En réalité, la plupart des explications habituellement fournies pour expliquer la détresse de notre “tech économie” sont accessoires, voire fallacieuses. Elles masquent une réalité moins évidente mais bien plus prégnante : l’incapacité start-uppeuriale, voire tout simplement l’insuffisance entrepreneuriale, des porteurs de projet.

Par exemple, La “sous-capitalisation des jeunes pousses digitales” s’explique-t-elle réellement par “une insuffisance du système des business angels pour soutenir certains types de projets”?  Ou encore “parce que des investisseurs trouvant notre marché trop petit, trop divisé, trop compliqué pensent que le jeu n’en vaut pas la chandelle” ?

Ne serait-ce pas plutôt parce que les fondateurs ne savent tout simplement ni dénicher ni ensuite vendre leur projet aux apporteurs de capitaux privés ? Ne devrait-on pas souligner les biais inconscients, les préjugés sur les investisseurs, la méconnaissance du marché des capitaux, ou plus simplement le manque de culture financière des fondateurs ?  Bon nombre de capitaux-risqueurs belges se plaignent de l’incohérence entre les montants quémandés par les porteurs de projet et les return (TRI) qui leur sont proposés en échange, et soulignent également l’incapacité des primo-entrepreneurs à comprendre le lien de cause à effet, la nécessaire proportionnalité, entre le montant demandé et le pourcentage du capital-actions cédé en échange, etc.

Si la plupart des fondateurs savent combien demander, pourquoi le demander et à qui le demander, seuls un tiers d’entre eux savent également comment le demander, pour quelle durée et pour quel rendement. Et seulement un sur dix d’entre eux est capable de répondre, raisonnablement, à la question cruciale des investisseurs : en échange de quoi ?
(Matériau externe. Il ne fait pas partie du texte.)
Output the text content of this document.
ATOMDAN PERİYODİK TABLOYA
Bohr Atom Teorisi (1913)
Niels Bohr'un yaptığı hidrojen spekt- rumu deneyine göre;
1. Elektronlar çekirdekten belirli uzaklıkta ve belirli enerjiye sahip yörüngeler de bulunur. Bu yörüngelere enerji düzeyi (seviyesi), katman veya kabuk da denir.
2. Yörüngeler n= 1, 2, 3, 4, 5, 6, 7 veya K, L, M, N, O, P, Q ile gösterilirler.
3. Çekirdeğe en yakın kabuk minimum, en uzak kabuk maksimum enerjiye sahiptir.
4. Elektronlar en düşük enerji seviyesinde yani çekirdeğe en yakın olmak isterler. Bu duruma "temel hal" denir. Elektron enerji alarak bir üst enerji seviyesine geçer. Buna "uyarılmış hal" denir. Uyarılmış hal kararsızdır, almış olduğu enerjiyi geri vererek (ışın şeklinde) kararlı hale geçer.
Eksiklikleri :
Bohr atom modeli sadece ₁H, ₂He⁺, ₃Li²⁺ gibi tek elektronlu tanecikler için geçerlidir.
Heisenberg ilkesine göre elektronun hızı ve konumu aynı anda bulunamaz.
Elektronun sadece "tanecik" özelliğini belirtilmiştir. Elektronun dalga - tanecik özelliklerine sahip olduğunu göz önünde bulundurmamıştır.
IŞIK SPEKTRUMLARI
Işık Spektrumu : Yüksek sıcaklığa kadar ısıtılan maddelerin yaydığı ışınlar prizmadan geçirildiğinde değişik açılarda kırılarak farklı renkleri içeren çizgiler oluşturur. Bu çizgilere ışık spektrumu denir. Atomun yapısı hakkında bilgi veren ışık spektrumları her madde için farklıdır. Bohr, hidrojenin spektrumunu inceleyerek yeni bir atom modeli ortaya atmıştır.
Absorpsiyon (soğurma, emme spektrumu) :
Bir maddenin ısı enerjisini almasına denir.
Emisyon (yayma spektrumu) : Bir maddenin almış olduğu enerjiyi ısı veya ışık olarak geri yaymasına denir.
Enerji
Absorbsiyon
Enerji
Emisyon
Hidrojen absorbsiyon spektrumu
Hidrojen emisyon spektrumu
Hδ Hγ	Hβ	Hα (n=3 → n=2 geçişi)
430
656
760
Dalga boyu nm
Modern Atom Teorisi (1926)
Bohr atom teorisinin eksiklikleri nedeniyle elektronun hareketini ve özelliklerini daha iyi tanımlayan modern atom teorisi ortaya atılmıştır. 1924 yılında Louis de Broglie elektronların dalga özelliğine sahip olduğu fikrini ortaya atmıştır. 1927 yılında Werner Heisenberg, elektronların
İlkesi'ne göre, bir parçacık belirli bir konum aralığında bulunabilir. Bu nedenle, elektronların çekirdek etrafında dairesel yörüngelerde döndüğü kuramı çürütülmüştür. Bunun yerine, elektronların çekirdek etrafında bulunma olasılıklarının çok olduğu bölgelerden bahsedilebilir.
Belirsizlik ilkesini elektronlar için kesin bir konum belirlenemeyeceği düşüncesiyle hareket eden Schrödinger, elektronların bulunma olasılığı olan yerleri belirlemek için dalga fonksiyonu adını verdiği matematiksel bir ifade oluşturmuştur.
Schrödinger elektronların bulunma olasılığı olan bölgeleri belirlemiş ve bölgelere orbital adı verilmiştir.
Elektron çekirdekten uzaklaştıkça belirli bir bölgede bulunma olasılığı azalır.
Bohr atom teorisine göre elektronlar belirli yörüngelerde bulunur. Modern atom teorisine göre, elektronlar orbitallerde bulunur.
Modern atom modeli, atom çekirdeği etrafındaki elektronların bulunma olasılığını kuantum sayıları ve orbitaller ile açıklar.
Que me proposez-vous en échange des capitaux que j’apporte ? Quelle part de votre capital social me cèderez-vous ?”. “Heu… entre 5 et 10 % du capital de la start-up. En tous cas pas plus de 10 % !”. “Comment ? Vous demandez 300 000 €, vous m’offrez pour cela 10 % de votre société, par conséquent vous la valorisez d’entrée de jeu à …3 million d’euros. C’est aberrant ! J’apporte l’équivalent de 15 fois vos fonds propres actuels et vous ne me cédez qu’1/10e de votre société !? Comment justifiez-vous cela ?”. 

Incapacité des primo-entrepreneurs à comprendre le lien de cause à effet, la nécessaire proportionnalité, entre le montant demandé et le pourcentage du capital-actions cédé en échange.

90 % des fondateurs n’ont aucune idée de la valeur financière de leur projet.  Or, c’est crucial pour négocier le pourcentage du capital qu’il faudra céder à des apporteurs de fonds. Lors des Start-up Weekends (1), on constate souvent qu’il y a effectivement un manque criant de profils financiers dans les jeunes pousses. Typiquement, les porteurs de projets se composent pour moitié de développeurs, pour un quart de designers, et pour un quart de business developpers : bref, quasiment jamais de compétences financières.

 

(1) Note de la rédaction

Petite remarque que certains ne manqueront pas de faire au sujet de cet avis de C.-A. Robyn: un événement tel qu’un Startup Weekend n’est évidemment pas le meilleur étalon qui soit pour juger de la capacité d’évaluation financière et d’évaluation de valorisation de la part d’un porteur de projets. L’idée qu’il porte est en effet bien trop “fraîche”. Mais, par contre, cette capacité devrait sans doute être davantage maîtrisée au sortir d’étapes suivantes, telles qu’un programme d’incubateur. Soit dit en passant… 

 

Une proposition d’investissement bâclée est le signe d’une impréparation, d’une immaturité et/ou, à tout le moins, d’une culture financière lacunaire, donc d’une certaine incapacité à négocier puisque les fondateurs perdent d’entrée de jeu l’avantage dans leurs négociations avec les investisseurs.

Cette inaptitude s’explique en partie par les biais inconscients des parties en présence.  Pour le fondateur, le projet est avant tout une fin en soi (un rêve sur le point d’aboutir, une idée arrivée à maturité) ; pour l’investisseur, statistiquement parlant, le projet est seulement un outil, un moyen d’enrichissement.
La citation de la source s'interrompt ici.